Rhythm
Fundamentally the toss is a balletic dance between the hitting arm and the tossing arm. As the weight goes back, both arms come down together, but the tossing arm turns around immediately and heads briskly back up into the toss while the hitting arm drops straight down and back under gravity, hanging limply for a moment, relaxed with the elbow straight. This casual and diffident treatment of the hitting arm is actually an important trigger and results in several significant effects on both the service toss and the service motion itself. As the hitting arm falls under the influence of gravity, the elbow extends, and the biceps relax. This position of the hitting arm rules out sympathetic contraction of the biceps of the tossing arm. When you contract a muscle of one limb, there is a tendency for the same muscle on the opposite limb to contract. This phenomenon is called sympathetic contraction and has been well studied; an injured limb can be conditioned by exercising the opposite limb, and using your free hand while holding a firearm can result in an accidental discharge. Sympathetic contraction mostly happens when your brain is busy doing multiple tasks, such as tossing a tennis ball with your left arm while bringing your right arm into position to hit a serve. If your right elbow is bent or bending before you release the tennis ball with your left hand, the left elbow will involuntarily bend and hook the ball over your left shoulder (see Toss the Bouquet Syndrome). A subtler version of this syndrome may result in a mysteriously erratic toss and an inconsistent serve. A video survey of pro serves reveals that 80-90% of pros keep both elbows extended until after the ball is released in the toss. Getting the tossing arm up early - before the hittting arm, is a race that you must win every time if you want your toss to be consistent.

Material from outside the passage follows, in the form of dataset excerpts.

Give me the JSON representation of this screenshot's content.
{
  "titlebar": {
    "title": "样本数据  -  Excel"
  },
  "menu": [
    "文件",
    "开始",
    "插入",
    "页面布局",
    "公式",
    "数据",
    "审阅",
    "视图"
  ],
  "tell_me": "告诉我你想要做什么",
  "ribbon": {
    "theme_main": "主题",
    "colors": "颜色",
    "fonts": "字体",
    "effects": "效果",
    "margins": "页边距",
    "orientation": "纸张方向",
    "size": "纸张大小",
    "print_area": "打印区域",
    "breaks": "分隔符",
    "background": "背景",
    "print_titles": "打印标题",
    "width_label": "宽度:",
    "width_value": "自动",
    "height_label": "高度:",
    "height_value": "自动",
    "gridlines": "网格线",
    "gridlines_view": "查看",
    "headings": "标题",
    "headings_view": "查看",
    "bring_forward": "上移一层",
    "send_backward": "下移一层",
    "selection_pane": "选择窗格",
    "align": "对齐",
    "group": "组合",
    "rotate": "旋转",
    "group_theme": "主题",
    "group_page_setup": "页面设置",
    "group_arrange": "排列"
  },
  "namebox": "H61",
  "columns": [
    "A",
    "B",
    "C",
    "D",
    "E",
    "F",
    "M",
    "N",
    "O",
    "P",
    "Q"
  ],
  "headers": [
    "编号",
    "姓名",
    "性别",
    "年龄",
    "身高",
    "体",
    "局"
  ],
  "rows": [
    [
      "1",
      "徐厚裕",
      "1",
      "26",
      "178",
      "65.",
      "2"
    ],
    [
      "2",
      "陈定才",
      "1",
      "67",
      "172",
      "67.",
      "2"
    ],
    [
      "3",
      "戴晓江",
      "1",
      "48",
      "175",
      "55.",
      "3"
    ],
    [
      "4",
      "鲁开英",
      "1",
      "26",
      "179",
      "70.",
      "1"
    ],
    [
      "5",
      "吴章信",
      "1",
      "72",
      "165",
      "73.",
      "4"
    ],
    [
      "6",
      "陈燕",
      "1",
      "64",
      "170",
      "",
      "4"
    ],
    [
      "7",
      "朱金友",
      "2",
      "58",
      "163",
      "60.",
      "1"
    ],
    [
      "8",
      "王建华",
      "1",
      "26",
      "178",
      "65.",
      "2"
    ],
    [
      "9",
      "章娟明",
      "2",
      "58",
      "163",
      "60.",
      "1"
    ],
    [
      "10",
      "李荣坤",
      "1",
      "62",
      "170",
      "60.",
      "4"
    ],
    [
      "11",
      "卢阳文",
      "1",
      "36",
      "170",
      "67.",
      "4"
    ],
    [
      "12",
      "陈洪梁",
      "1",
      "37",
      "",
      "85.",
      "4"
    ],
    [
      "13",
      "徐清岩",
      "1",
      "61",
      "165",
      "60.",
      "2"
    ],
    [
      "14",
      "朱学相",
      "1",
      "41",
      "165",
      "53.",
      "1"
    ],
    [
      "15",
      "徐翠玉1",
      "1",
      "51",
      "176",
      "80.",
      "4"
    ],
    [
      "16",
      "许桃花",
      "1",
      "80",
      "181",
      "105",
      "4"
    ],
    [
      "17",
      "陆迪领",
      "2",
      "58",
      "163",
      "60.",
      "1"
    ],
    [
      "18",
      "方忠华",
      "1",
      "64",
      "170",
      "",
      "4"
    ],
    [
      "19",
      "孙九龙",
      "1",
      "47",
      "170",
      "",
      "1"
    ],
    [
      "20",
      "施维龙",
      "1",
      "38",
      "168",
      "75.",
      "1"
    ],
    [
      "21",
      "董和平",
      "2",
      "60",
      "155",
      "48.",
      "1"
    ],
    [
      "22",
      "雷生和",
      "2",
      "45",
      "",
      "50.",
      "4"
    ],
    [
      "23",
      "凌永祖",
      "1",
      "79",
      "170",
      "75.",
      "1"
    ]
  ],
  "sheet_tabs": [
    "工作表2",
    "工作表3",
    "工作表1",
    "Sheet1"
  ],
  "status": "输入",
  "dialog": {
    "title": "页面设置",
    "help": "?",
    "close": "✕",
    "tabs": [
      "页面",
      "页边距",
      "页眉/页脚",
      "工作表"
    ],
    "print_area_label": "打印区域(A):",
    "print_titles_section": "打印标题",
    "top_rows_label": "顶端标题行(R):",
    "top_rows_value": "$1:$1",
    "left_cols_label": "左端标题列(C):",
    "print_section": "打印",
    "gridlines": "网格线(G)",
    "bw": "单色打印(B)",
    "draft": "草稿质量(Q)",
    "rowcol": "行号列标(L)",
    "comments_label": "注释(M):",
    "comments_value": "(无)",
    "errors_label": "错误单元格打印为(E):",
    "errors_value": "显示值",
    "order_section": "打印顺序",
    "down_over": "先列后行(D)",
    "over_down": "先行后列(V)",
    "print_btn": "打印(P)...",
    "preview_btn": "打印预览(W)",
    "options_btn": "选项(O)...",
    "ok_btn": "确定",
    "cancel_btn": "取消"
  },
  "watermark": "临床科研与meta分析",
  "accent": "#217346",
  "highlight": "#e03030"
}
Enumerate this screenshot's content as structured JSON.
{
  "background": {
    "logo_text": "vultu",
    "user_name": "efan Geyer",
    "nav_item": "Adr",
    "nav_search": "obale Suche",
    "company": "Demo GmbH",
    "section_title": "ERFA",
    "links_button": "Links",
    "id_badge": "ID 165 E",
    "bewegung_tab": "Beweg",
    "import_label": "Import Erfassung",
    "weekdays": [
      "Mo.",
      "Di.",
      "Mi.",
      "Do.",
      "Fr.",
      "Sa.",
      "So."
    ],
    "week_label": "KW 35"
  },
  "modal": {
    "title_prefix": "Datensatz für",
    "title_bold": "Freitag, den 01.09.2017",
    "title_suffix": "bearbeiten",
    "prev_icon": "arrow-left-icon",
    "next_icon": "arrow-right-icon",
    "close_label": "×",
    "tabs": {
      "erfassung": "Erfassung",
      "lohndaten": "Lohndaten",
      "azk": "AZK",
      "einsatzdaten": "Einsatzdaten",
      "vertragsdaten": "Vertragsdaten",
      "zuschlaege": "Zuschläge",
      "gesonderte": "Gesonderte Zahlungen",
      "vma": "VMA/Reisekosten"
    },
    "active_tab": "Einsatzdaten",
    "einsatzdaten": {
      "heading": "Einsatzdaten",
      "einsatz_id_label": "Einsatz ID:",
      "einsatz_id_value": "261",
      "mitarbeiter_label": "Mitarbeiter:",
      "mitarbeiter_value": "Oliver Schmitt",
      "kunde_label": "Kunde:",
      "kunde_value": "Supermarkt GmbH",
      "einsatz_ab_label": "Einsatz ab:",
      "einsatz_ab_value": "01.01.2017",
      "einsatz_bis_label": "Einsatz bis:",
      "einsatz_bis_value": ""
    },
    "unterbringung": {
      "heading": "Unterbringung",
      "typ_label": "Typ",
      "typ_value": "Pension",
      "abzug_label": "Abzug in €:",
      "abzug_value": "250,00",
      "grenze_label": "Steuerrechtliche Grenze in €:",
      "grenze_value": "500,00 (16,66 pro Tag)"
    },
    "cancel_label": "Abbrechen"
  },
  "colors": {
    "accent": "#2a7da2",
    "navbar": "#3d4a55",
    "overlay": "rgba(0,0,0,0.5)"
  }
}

Freeing Up the Tossing Arm
You throw the ball with your legs, your back, and shoulders. Remember that there are two joints in the shoulder; the superficial glenohumeral joint at the top of the upper arm and the deep shoulder girdle - representing the movement of the scapula over the chest wall (this is what you 'rotate' when you shrug.) You must use both shoulder joints to toss the ball. If you bring the arm up using only the glenohumeral joint, you will start to feel resistance just before you release the ball and that will result in a disastrous toss. Similarly, if you don't tilt your shoulders (tossing shoulder up, hitting shoulder down) and lean your body back (see Attack Angle of the Serve) both the glenohumeral joint and shoulder girdle will meet with resistance as you bring the tossing arm up. You need the tossing motion to feel as effortless and smooth as possible or it will be jerky and difficult.
Reverse-rotation
Finally, you need to get your chest "out of the way" of the toss. That means the shoulders and hips have to turn your body away from the net (i.e., show your back to the net) so the tossing arm has a clear and unobstructed path. This move away is reverse-rotation and is the foundation of the unit turn of the serve. The feeling should be that the toss is not in front of your body, it is beside it, and since most pros bring the tossing arm up more or less parallel to the baseline, you really have to get your hips and shoulders cranked around before you release the ball.
Spindirection
Closely related to the need for Counter-rotation on the serve is the need to resist, with all of your heart, mind, and soul, the almost irresistible temptation to turn towards the net during the unit turn portion of the serve. We all carry, in the deep recesses of our brains, a distorted and false image of a serve that culminates with our shoulders square to the net, hitting arm up and leaning forward like Superman about to take off. A proper serve is not hit that way. All of the effort of the server, the toss, the swing, and the body should, no, must be oriented towards the right net post (for you lefties, that would be the left net post). The reason gets back to spindirection, the principle that all balls in tennis must be hit with spin, not because we want the spin, but because we want to maximize control, power, and consistency all at once, all the time.
Spindirection is nowhere more essential than in the serve. Hitting with at least some spin on both the first and second serves maximizes all of these goals and prevents one of the most grievous errors on the toss: rotating your shoulders towards the net during the toss. The toss occurs during the Unit Turn phase of the serve. As in other stokes, this phase is responsible for establishing dynamic balance and turning the hips and shoulders away from the net, roughing out the body's position and the racket on the way to a consistent pose. The unit turn of the serve is by far more complex, elaborate and finicky than in any other stroke. For one thing, the serve unit turn includes the ball toss, so it cannot be as violent and "rough" as, say, the topspin forehand unit turn. That is fine because we have plenty of time to execute the unit turn in the serve - there is no way for our opponent to rush us. So with this happy surfeit of time, there is no excuse for not reaching a satisfactory trophy pose on the serve. And yet, we are all a little afraid to turn our backs on our opponents during the serve unit turn. There is a strong, paranoid impulse to reverse the unit turn before we get the racket all the way back, and that always monkeys up the toss. I am convinced that this is the reason for the popularity of very closed, back-to-the-net starting positions of the feet that we see today. It promotes the reverse-rotation portion of the unit turn by making the back-to-the-net position part of the initial stance.